SARS-CoV-2 monitoring in Scottish wastewater: Variant Detection, FAIR data Outputs and Lessons Learned

SARS-CoV-2 monitoring in Scottish wastewater. Cover photographs courtesy of: NIAID-RML (https://www.niaid.nih.gov/ & https://www.niaid.nih.gov/ about/rocky-mountain-laboratories), CC BY 2.0 <https://creativecommons.org/licenses/by/2.0>, via  Wikimedia Commons, Nick Gilbert, Isabel Fletcher, Catherine Lyall and Douglas Wood

Project summary

The virus that causes Covid-19 disease, SARS-CoV-2, is excreted by infected people into the sewage system and genetic material from the virus can be detected in wastewater samples. The prevalence of the virus has been monitored from June 2020 to the current time.
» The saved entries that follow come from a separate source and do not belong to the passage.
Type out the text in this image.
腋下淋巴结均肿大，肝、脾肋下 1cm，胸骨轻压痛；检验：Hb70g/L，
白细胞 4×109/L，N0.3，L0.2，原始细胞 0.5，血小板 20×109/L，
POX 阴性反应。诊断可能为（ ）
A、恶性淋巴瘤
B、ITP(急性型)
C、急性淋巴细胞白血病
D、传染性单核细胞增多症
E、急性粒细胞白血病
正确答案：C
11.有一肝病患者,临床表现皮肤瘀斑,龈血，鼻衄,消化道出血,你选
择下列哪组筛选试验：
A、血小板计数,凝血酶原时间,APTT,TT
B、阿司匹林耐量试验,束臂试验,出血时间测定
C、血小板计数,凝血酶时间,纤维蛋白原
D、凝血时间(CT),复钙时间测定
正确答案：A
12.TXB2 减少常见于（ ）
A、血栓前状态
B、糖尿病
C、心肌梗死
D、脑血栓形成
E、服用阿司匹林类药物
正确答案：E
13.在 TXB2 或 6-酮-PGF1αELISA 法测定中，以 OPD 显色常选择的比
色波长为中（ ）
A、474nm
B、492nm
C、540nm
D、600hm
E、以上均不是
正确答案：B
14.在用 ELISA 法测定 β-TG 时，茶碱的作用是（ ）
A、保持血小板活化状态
This project built upon the programme of monitoring for SARS-CoV-2 in Scottish wastewater with the following research objectives:

1. To develop a method to detect variants of the SARS-CoV-2 virus in wastewater.

2. To share the outputs from the wastewater monitoring programme by Open Research methods.
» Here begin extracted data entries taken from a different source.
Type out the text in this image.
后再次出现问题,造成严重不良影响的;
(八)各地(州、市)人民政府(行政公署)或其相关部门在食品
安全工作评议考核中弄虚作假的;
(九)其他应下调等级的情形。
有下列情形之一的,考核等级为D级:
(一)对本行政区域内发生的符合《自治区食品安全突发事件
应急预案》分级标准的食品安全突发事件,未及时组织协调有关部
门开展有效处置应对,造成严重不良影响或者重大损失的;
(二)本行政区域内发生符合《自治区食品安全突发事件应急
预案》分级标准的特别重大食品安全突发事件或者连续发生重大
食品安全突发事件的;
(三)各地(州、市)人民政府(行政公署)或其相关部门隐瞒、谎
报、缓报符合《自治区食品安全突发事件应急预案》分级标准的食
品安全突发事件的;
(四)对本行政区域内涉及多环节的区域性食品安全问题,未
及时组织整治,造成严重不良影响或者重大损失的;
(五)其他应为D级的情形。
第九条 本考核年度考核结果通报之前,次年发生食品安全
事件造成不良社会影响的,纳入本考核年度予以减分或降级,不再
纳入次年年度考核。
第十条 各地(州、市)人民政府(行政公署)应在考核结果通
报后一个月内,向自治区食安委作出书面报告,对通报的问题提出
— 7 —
3. To conduct a ‘Lessons Learned’ review from the development and management of the programme and to infer any general lessons and recommendations for Scottish Government and its agencies in delivering future, urgent programmes.
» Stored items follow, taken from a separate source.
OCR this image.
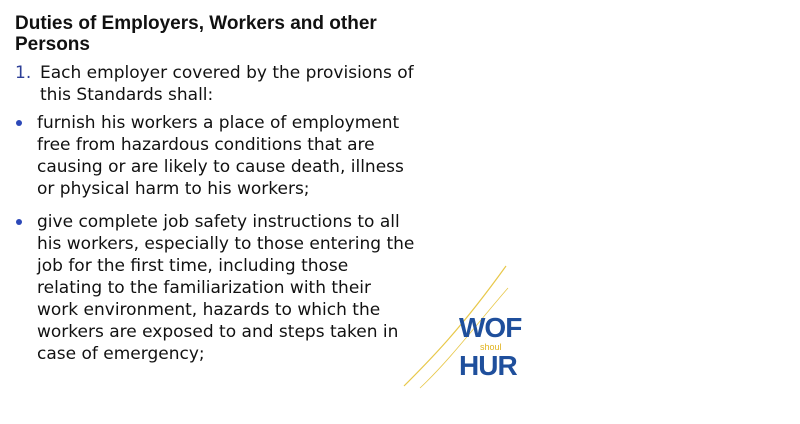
Duties of Employers, Workers and other
Persons
1. Each employer covered by the provisions of
this Standards shall:
furnish his workers a place of employment
free from hazardous conditions that are
causing or are likely to cause death, illness
or physical harm to his workers;
give complete job safety instructions to all
his workers, especially to those entering the
job for the first time, including those
relating to the familiarization with their
work environment, hazards to which the
workers are exposed to and steps taken in
case of emergency;
WOF
shoul
HUR
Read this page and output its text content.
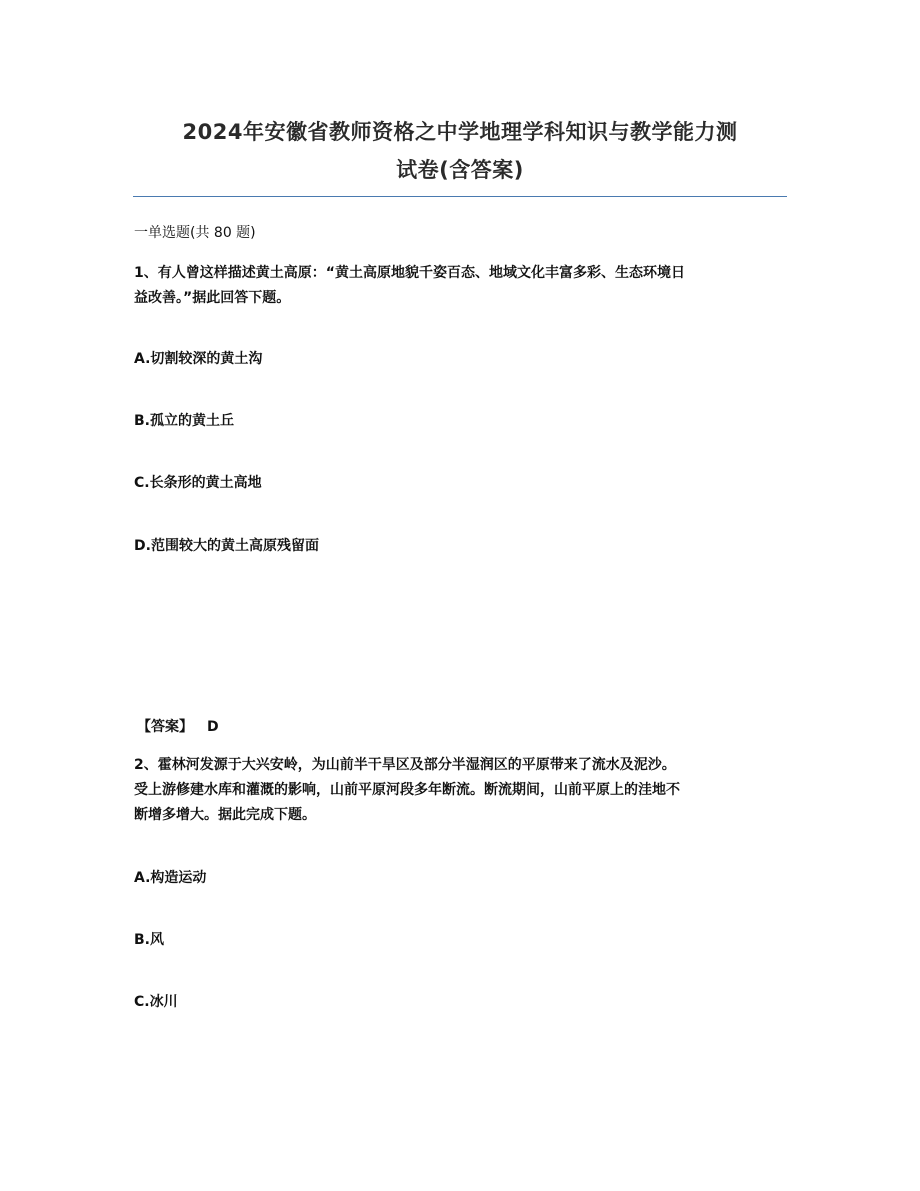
2024年安徽省教师资格之中学地理学科知识与教学能力测
试卷(含答案)
一单选题(共 80 题)
1、有人曾这样描述黄土高原：“黄土高原地貌千姿百态、地域文化丰富多彩、生态环境日
益改善。”据此回答下题。
A.切割较深的黄土沟
B.孤立的黄土丘
C.长条形的黄土高地
D.范围较大的黄土高原残留面
【答案】 D
2、霍林河发源于大兴安岭，为山前半干旱区及部分半湿润区的平原带来了流水及泥沙。
受上游修建水库和灌溉的影响，山前平原河段多年断流。断流期间，山前平原上的洼地不
断增多增大。据此完成下题。
A.构造运动
B.风
C.冰川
The main results from the project were as follows:

1. DNA next generation sequencing was the best method to detect SARS-CoV-2 variants in WW. The research team delivered variant detection from wastewater across Scotland for six months, capturing the spread of the Omicron variant from December 2021 and the BA.2 variant in the Spring of 2022, and refined detection methods in collaboration with other researchers.

2. The Open Research team shared the programme’s technical outputs in six different ways, online and in person, with a web Homepage linking to all the resources to gain further value from the programme’s outputs. The programme’s data and protocols have broad potential, for example, the methodology for SARS-CoV-2 detection developed for SEPA could be adopted by other institutions or modified to monitor different pathogens.

3. The Lessons Learned review found that the Scottish SARS-CoV-2 wastewater testing programme was an impressive achievement: a nationwide surveillance programme for a novel organism was developed collaboratively from a “standing start” in less than six months. This success was due to a combination of high-level support from key individuals within relevant organisations and the hard work and motivation of those working on the project. However, after this impressive start, the programme encountered some organisational issues that made the transition from innovative research to a routine testing programme challenging.

All three elements of this ambitious project sought to provide better evidence of the SARS-CoV-2 epidemic. The project makes several recommendations to inform future pandemic preparedness.